Things aren’t
looking good for Gov. David Paterson of New York. Fourteen months
after his election, he has worse ratings than his predecessor, Eliot
Spitzer, who resigned after being exposed as a patron of a
prostitution ring. According to a poll by The New York Times, Cornell
University and NY1 News, only 21 percent of New Yorkers are still
satisfied with Paterson, and seven in 10 say he doesn’t deserve to
be reelected next year.
Most of the state’s
disapproval of their governor seems to come from citizens’ lack of
confidence in Paterson’s ability to deal with the struggling
economy, the New
York Times reported.
Even so, for what
it’s worth, most New Yorkers said they still believed that Gov.

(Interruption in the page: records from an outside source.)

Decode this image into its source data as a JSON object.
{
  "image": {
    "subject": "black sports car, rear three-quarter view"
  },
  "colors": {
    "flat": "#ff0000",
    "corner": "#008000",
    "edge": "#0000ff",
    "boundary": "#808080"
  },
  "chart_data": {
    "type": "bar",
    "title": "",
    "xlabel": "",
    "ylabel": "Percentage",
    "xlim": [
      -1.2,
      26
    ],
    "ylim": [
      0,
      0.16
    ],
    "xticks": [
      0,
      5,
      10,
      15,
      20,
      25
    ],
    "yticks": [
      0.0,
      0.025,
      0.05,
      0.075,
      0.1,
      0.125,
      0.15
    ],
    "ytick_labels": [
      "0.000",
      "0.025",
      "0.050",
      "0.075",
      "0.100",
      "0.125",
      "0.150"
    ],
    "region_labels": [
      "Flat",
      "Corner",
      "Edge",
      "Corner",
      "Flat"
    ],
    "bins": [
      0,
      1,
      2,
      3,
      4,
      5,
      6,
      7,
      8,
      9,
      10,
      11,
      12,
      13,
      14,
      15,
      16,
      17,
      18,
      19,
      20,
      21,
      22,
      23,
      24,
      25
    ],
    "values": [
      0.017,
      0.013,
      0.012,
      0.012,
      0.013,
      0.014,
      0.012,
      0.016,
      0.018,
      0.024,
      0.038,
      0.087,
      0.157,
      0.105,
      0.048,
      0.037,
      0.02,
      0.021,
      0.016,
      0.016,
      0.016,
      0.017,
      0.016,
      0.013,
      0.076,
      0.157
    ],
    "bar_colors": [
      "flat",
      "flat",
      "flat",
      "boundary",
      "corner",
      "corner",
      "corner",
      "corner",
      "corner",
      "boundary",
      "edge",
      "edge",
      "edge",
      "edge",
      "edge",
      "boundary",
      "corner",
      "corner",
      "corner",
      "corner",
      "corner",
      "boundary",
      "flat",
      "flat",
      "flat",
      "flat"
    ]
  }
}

Paterson cared about their problems.
“I just don’t
think he can do anything right,” said George Bores, a retired NYPD
officer, during the telephone survey. Ouch. Bores claimed to miss the
former governor. “I’d rather have someone who ran the government
well. What someone does in their private life doesn’t bother me,”
he told the
Times.
But the governor is
still trying. On Monday he announced a plan that would redirect $100
million of state money over three years to research institutions that
conduct energy, technology, and medical research and development. The
goal of his plan, which pledges 10 cents of state money for every
stimulus dollar provide by the federal government, is to help spark
discoveries that could lead to new jobs and industries.
The state has
already raised $110 million with a utility bill charge that the
governor wants to use to help the state compete for federal grants
for renewable energy programs, said Public Service Commission
spokesman James Denn.
Paterson’s lofty
address, entitled “Bold Steps to the New Economy,” failed to
impress many listeners, since the governor’s office was stingy with
specifics about how it would pay for the program after the $25
million set aside this year, Newsday.com
reported.
"There's an
effort here to wrap it in newspeak," E.J. McMahon, director of
the Empire Center for New York State Policy, said. "It's the
same old government-led investment in nifty things. In the final
analysis it’s difficult not to see all these things adding up to
marginal at best."
Unfortunately for
the governor, given his current ratings, he probably won’t be
around to see the fruit of his labor, whether the program is
successful or not. The same poll that made Paterson seem about as
popular as roadkill also showed an overwhelming approval of Attorney
General Andrew Cuomo, who many imagine will be a rival for the
Democrats’ next nomination for governor.